Her listening life is deliberately expansive. From the cosmic jazz of Sun Ra, to the propulsive electronic architectures of Underworld, to the lyrical intelligence of Mos Def, to the raw poetic intensity of PJ Harvey, her tastes traverse genre, era, and geography. Electronica remains a deep current — rhythm as regulation, bass as grounding, repetition as trance — yet she resists musical hierarchy. Jazz, hip hop, post-punk, ambient, experimental, folk: all hold psychological textures that speak to different states of mind.

Music is embedded directly in her therapeutic practice. She works with it as:

A regulatory tool — using rhythm, tone, and tempo to support nervous system settling or activation.

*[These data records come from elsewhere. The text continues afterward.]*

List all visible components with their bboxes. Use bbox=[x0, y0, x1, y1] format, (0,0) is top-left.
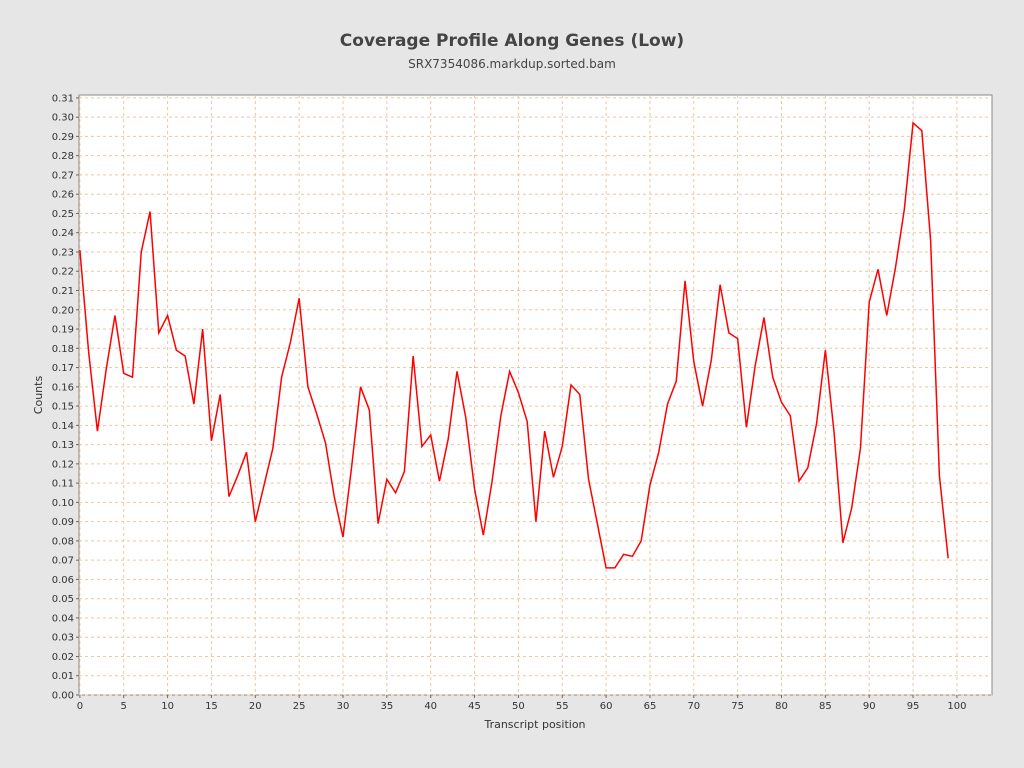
y-tick-label: 0.25 bbox=[52, 209, 74, 220]
y-tick-label: 0.23 bbox=[52, 247, 74, 258]
x-tick-label: 0 bbox=[77, 701, 83, 712]
x-tick-label: 80 bbox=[775, 701, 788, 712]
x-tick-label: 45 bbox=[468, 701, 481, 712]
y-tick-label: 0.20 bbox=[52, 305, 74, 316]
y-tick-label: 0.04 bbox=[52, 613, 74, 624]
y-tick-label: 0.01 bbox=[52, 671, 74, 682]
y-tick-label: 0.16 bbox=[52, 382, 74, 393]
y-tick-label: 0.31 bbox=[52, 93, 74, 104]
y-tick-label: 0.28 bbox=[52, 151, 74, 162]
y-tick-label: 0.05 bbox=[52, 594, 74, 605]
axis-ticks: 0 5 10 15 20 25 30 35 40 45 50 55 60 65 70 75 80 85 90 95 10… bbox=[52, 93, 967, 712]
x-tick-label: 10 bbox=[161, 701, 174, 712]
y-tick-label: 0.02 bbox=[52, 652, 74, 663]
y-tick-label: 0.18 bbox=[52, 344, 74, 355]
x-tick-label: 90 bbox=[863, 701, 876, 712]
y-tick-label: 0.17 bbox=[52, 363, 74, 374]
y-tick-label: 0.08 bbox=[52, 536, 74, 547]
y-tick-label: 0.22 bbox=[52, 267, 74, 278]
y-tick-label: 0.29 bbox=[52, 132, 74, 143]
chart-title: Coverage Profile Along Genes (Low) bbox=[339, 31, 685, 51]
y-axis-label: Counts bbox=[32, 376, 45, 415]
grid bbox=[79, 95, 992, 696]
y-tick-label: 0.13 bbox=[52, 440, 74, 451]
y-tick-label: 0.06 bbox=[52, 575, 74, 586]
x-tick-label: 35 bbox=[380, 701, 393, 712]
y-tick-label: 0.15 bbox=[52, 402, 74, 413]
y-tick-label: 0.21 bbox=[52, 286, 74, 297]
x-axis-label: Transcript position bbox=[483, 718, 585, 731]
x-tick-label: 55 bbox=[556, 701, 569, 712]
x-tick-label: 70 bbox=[687, 701, 700, 712]
x-tick-label: 30 bbox=[337, 701, 350, 712]
coverage-line bbox=[79, 121, 949, 569]
x-tick-label: 40 bbox=[424, 701, 437, 712]
x-tick-label: 5 bbox=[121, 701, 127, 712]
y-tick-label: 0.30 bbox=[52, 113, 74, 124]
x-tick-label: 25 bbox=[293, 701, 306, 712]
y-tick-label: 0.03 bbox=[52, 633, 74, 644]
y-tick-label: 0.26 bbox=[52, 190, 74, 201]
x-tick-label: 50 bbox=[512, 701, 525, 712]
y-tick-label: 0.00 bbox=[52, 691, 74, 702]
chart-subtitle: SRX7354086.markdup.sorted.bam bbox=[408, 57, 616, 71]
y-tick-label: 0.27 bbox=[52, 170, 74, 181]
x-tick-label: 100 bbox=[947, 701, 966, 712]
y-tick-label: 0.11 bbox=[52, 479, 74, 490]
x-tick-label: 60 bbox=[600, 701, 613, 712]
y-tick-label: 0.12 bbox=[52, 459, 74, 470]
y-tick-label: 0.14 bbox=[52, 421, 74, 432]
x-tick-label: 75 bbox=[731, 701, 744, 712]
x-tick-label: 85 bbox=[819, 701, 832, 712]
x-tick-label: 65 bbox=[644, 701, 657, 712]
x-tick-label: 95 bbox=[907, 701, 920, 712]
y-tick-label: 0.24 bbox=[52, 228, 74, 239]
y-tick-label: 0.19 bbox=[52, 325, 74, 336]
y-tick-label: 0.07 bbox=[52, 556, 74, 567]
x-tick-label: 15 bbox=[205, 701, 218, 712]
plot-area bbox=[78, 94, 993, 696]
y-tick-label: 0.10 bbox=[52, 498, 74, 509]
y-tick-label: 0.09 bbox=[52, 517, 74, 528]
x-tick-label: 20 bbox=[249, 701, 262, 712]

A narrative bridge — inviting clients to bring songs that articulate identities words cannot yet hold.

A cultural mirror — recognising subculture as a site of resilience, especially for rural and marginalised youth.

A memory portal — understanding how sound encodes autobiographical memory and emotional states.

A creative pathway — supporting artists and cultural workers whose wellbeing is inseparable from their sonic worlds.

Her academic writing explores precisely this intersection: how music functions as attachment object, transitional space, and identity scaffold across adolescence and adulthood. Clinically, she meets young people where they are — whether in drill, grime, hyperpop, indie folk, or underground techno — with respect for the meaning embedded in their playlists.

Under the moniker Stella Orbit, she curates playlists that trace emotional atmospheres rather than fixed genres — moving from ambient drift to deep house pulse, from spoken word to cosmic jazz. These can be found on Spotify and SoundCloud (Lisa Nikulinsky / Stella Orbit), offering a living archive of her sonic sensibility.

For Dr Nikulinsky, music is not background. It is relational. It is developmental. It is political. It is spiritual without dogma. It is how many young people first experience belonging — and how many adults return to themselves.

In her consulting room, as on a dancefloor at dawn, sound remains a quiet but powerful companion to transformation.